Facebook told a few members of the press this week that its Internet.org initiative, which aims get more of the world’s population online, is on track for an aggressive expansion. Chris Daniels, VP of Internet.org at Facebook, said the company plans to expand into 100 countries by the end of the year. The program is currently set up in six countries — Zambia, Tanzania, Kenya, Ghana, Colombia and India — and has helped more than 7 million people access health, employment and local information services without data charges.
Internet.org, which launched in 2013, is a Facebook-led program that works with data providers in local markets to offer free web access to people who otherwise couldn’t get online. The goal is to introduce people to basic services — like Wikipedia, job and health sites and of course, Facebook — and have them see the value of the Internet and ultimately, purchase a more premium data package.
“The ambitious goal this year is to roll it out to 100 [countries],” Daniels said. “We don’t want to focus so much on the number, but we want this to spread to additional countries, operator groups and… see more people coming online, buying data and voice and SMS bundles. The number is indicative of our ambitious goal.”
The overall objective, Daniels said, is “to bring connectivity to the entire world.”
Mashable got a little hands on time with the Internet.org app offered in remote countries and noticed the Facebook site is a stripped down version of what we’re used to seeing. While users can connect with friends and write on each other’s walls, they are prompted to upgrade to a paying data plan to see videos and photos. This also ensures that only a thin layer of data is being used and doesn’t present capacity issues for the operating partners.

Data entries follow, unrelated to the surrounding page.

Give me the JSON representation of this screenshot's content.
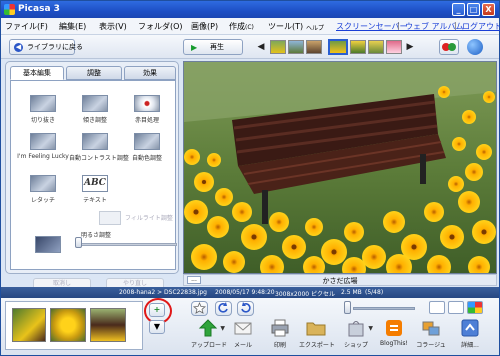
{
  "window": {
    "title": "Picasa 3",
    "min": "_",
    "max": "□",
    "close": "X"
  },
  "menu": {
    "file": "ファイル(F)",
    "edit": "編集(E)",
    "view": "表示(V)",
    "folder": "フォルダ(O)",
    "image": "画像(P)",
    "create": "作成",
    "create_sub": "(C)",
    "tools": "ツール(T)",
    "help": "ヘルプ",
    "screensaver": "スクリーンセーバー",
    "sep1": "|",
    "web_album": "ウェブ アルバム",
    "sep2": "|",
    "logout": "ログアウト"
  },
  "navbar": {
    "back_label": "ライブラリに戻る",
    "back_icon": "◀",
    "play_label": "再生",
    "play_icon": "▶",
    "prev": "◀",
    "next": "▶"
  },
  "edit_panel": {
    "tabs": [
      "基本編集",
      "調整",
      "効果"
    ],
    "tools": {
      "crop": "切り抜き",
      "straighten": "傾き調整",
      "redeye": "赤目処理",
      "feeling_lucky": "I'm Feeling Lucky",
      "auto_contrast": "自動コントラスト調整",
      "auto_color": "自動色調整",
      "retouch": "レタッチ",
      "text": "テキスト",
      "text_icon": "ABC",
      "fill_light": "フィルライト調整"
    },
    "brightness_label": "明るさ調整",
    "fill_light_level": 0,
    "undo": "取消し",
    "redo": "やり直し"
  },
  "caption": {
    "dots": "...",
    "text": "かさだ広場"
  },
  "status": {
    "path": "2008-hana2 > DSC22838.jpg",
    "date": "2008/05/17 9:48:20",
    "size": "3008x2000 ピクセル",
    "filesize": "2.5 MB",
    "count": "(5/48)"
  },
  "tray": {
    "add_icon": "+",
    "menu_icon": "▼",
    "zoom_level": 0,
    "actions": {
      "upload": "アップロード",
      "email": "メール",
      "print": "印刷",
      "export": "エクスポート",
      "shop": "ショップ",
      "blogthis": "BlogThis!",
      "collage": "コラージュ",
      "details": "詳細..."
    },
    "dropdown": "▼"
  }
}
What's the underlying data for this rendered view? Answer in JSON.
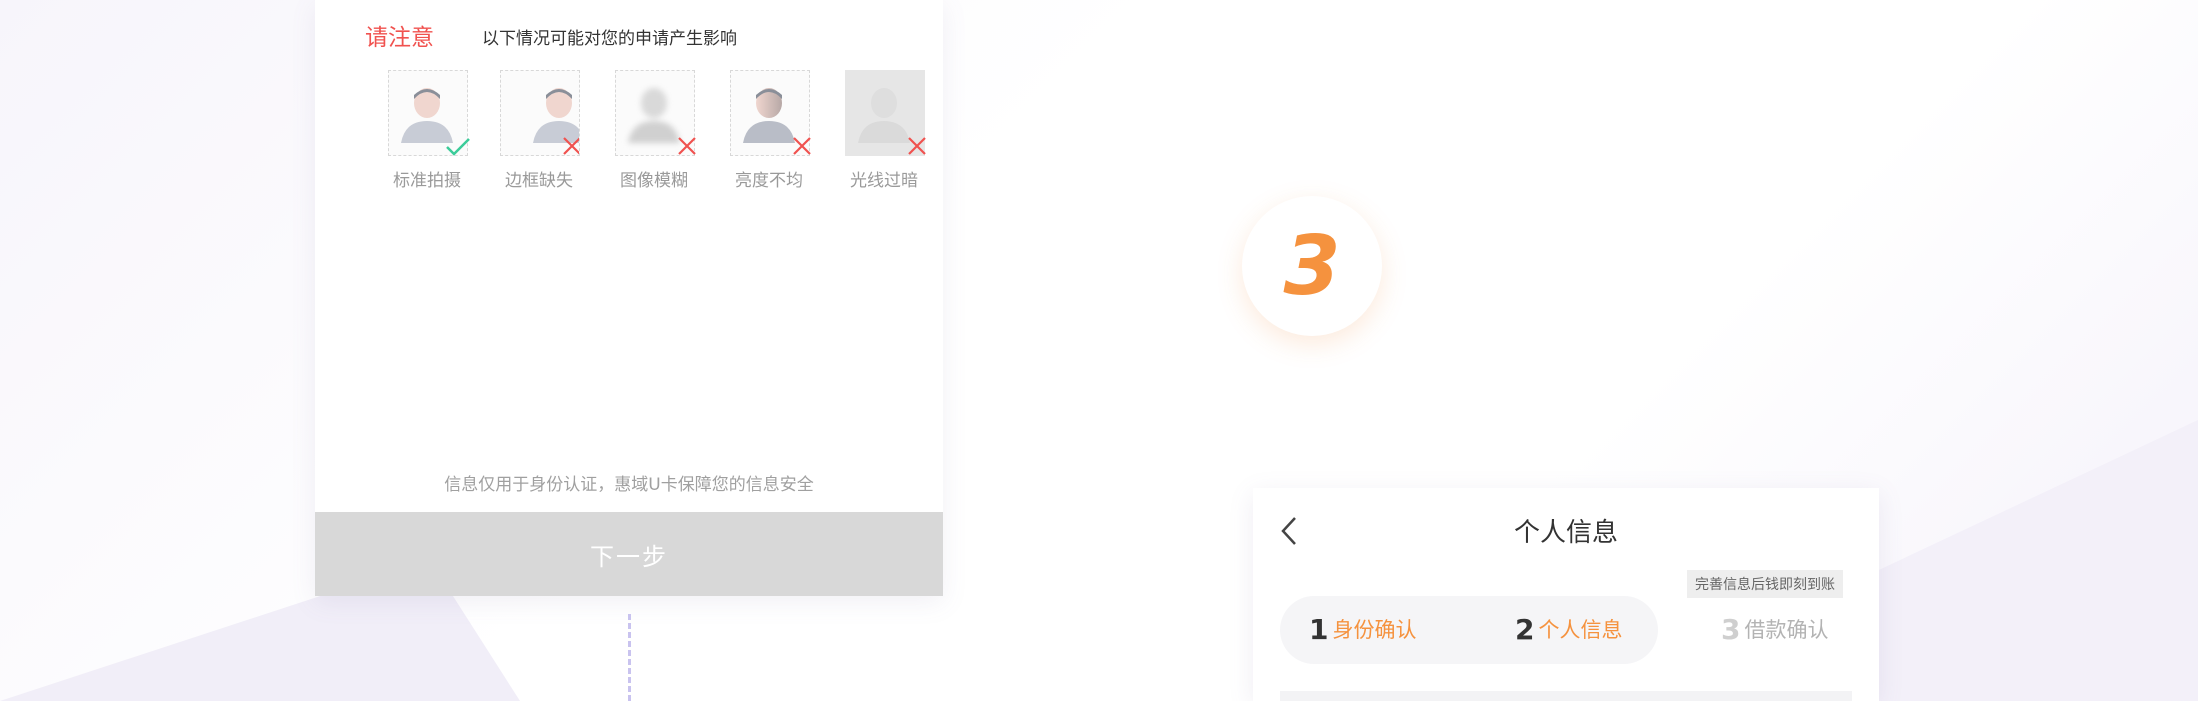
{
  "notice": {
    "title": "请注意",
    "subtitle": "以下情况可能对您的申请产生影响",
    "samples": [
      {
        "label": "标准拍摄",
        "status": "ok"
      },
      {
        "label": "边框缺失",
        "status": "bad"
      },
      {
        "label": "图像模糊",
        "status": "bad"
      },
      {
        "label": "亮度不均",
        "status": "bad"
      },
      {
        "label": "光线过暗",
        "status": "bad"
      }
    ]
  },
  "footer": {
    "note": "信息仅用于身份认证，惠域U卡保障您的信息安全",
    "next_label": "下一步"
  },
  "step_marker": "3",
  "personal_info": {
    "title": "个人信息",
    "promo": "完善信息后钱即刻到账",
    "steps": [
      {
        "num": "1",
        "label": "身份确认"
      },
      {
        "num": "2",
        "label": "个人信息"
      },
      {
        "num": "3",
        "label": "借款确认"
      }
    ]
  },
  "colors": {
    "accent": "#f5923e",
    "warning": "#f0524f",
    "ok": "#3ccc9a",
    "button_disabled": "#d8d8d8"
  },
  "icons": {
    "ok_mark": "check-icon",
    "bad_mark": "cross-icon",
    "back": "chevron-left-icon"
  }
}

Image: Mashable, Samantha Murphy Kelly
And the effort is working. Countries that offer the Internet.org app have seen a 40% jump in new data customers for local operators. For example, the amount of people accessing Colombia’s Tigo network has increased 50% and grew smartphone sales 10 times in Tanzania as a direct result of Facebook’s initiative. Facebook works with the government in each country to select the sites available on the app.
Earlier this week, Facebook CEO Mark Zuckerberg said during a Mobile World Congress keynote that the company is “working on” building drones, lasers and satellites as a part of an initiative to the two-thirds of the world not online. More than 90% of the global offline population lives in developing countries, according to Facebook.
Daniels said Facebook chooses to expand in certain countries based on need and the operating partners in the region.
“We prioritize all of the countries around the globe in terms of unconnected population and you get to the usual suspects on the list,” he said. “We also look for forward-leaning partners that are willing to experiment with us. We still need to look for willing partners that are ready to go… and are aligned with our vision.”